Добавить в цитаты Настройки чтения

Страница 7 из 22

Я не знаю, долго ли я сидел, предавшись думам. Вернул меня к действительности Шарифджан. На этот раз мальчик пришел вместе с сестрой. Он сказал, что второпях забыл меня поблагодарить и теперь решил сделать это вдвоем… Увидев Лютфи, я обрадовался.

— За что меня благодарить, Шарифджан, — улыбнулся я. — От сорванной кисти винограда дом моего дяди не обеднеет.

— Мама помолилась за вас, будьте здоровы, Мурадджан! — сказала Лютфи.

— И вы будьте здоровы!

Они присели рядом, на край суфы, — потекло в разговорах время. Выяснилось, что их отец тоже ушел вместе с отрядами «сешамбеги» на войну. Они были бедны и очень нуждались. Несмотря на свои неокрепшие мускулы, Шарифджан уже вкусил горький хлеб водоносов, а Лютфи занималась золотошвейной работой, но все добытое этой трудолюбивой семьей, тонуло в бездонных карманах Ахрорходжи.

— После моего туя[24]— объяснил Шариф, — умер наш дедушка. Отец занял у Ахрорходжи денег, и этот долг стал нашей бедой. Ему не видно конца.

Слушая Шарифа, я искоса поглядывал на Лютфи и несколько раз встречался с нею взглядом. Не знаю, что за сила была в ее глазах, но она заставляла меня забыть все на свете и властно притягивала к себе. Лютфи смущалась, опускала глаза, и тогда длинные ресницы легкой тенью ложились на ее лицо…

Да, ведь я ничего еще не говорил вам о том, как она была красива!
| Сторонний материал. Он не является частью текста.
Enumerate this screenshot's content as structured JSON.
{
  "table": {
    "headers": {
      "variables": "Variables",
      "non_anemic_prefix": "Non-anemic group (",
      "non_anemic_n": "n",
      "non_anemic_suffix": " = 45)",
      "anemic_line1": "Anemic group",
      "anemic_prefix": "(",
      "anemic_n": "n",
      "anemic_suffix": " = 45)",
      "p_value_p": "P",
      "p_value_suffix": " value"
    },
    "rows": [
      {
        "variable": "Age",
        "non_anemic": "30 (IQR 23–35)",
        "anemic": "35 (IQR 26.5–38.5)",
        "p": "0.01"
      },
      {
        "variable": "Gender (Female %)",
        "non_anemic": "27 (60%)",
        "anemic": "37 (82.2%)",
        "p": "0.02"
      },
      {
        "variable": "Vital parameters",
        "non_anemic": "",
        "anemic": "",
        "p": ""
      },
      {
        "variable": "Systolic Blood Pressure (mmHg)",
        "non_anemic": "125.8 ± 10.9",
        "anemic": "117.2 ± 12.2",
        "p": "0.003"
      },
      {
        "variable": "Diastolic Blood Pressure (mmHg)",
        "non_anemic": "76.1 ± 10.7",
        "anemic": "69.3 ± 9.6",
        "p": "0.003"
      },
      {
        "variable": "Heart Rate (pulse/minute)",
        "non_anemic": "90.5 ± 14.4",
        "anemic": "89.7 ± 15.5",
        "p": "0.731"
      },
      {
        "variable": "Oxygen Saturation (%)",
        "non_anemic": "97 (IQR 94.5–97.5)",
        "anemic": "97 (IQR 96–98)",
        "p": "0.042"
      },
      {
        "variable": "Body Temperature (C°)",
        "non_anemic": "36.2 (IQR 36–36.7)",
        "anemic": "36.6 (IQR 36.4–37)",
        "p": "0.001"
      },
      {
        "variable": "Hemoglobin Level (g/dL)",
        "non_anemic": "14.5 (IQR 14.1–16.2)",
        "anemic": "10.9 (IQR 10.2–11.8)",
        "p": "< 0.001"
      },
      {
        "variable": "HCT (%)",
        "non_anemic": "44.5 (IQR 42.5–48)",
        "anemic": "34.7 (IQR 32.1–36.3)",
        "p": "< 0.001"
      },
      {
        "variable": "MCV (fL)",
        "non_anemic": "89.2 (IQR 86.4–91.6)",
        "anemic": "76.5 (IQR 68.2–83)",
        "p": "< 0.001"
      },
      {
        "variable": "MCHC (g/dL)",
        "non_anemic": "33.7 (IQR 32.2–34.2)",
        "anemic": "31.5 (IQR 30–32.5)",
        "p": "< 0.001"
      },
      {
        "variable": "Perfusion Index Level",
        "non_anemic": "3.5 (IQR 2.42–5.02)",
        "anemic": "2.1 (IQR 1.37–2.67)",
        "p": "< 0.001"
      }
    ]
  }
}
Но где мне найти такие слова, чтобы вы поняли? Если вы можете представить себе красоту легендарных пэри, тогда смело говорите, что видели Лютфи. Она была среднего роста, с маленькими изящными руками, смуглая, черноглазая, чернобровая, с длинными ресницами… Нет-нет, все это не то!.. На щеке у нее чернела родинка, красивее которой не найти в целом свете. Лютфи по тем временам считалась уже взрослой и должна была закрываться, прятать лицо от мужчин и даже подростков моего возраста, своих одногодков. Однако, как говорили брат и сестра, — мать у них женщина умная, любит детей и разрешает иногда дочери повеселиться со своими сверстницами и друзьями сына, «чтобы отдохнула от земных забот»…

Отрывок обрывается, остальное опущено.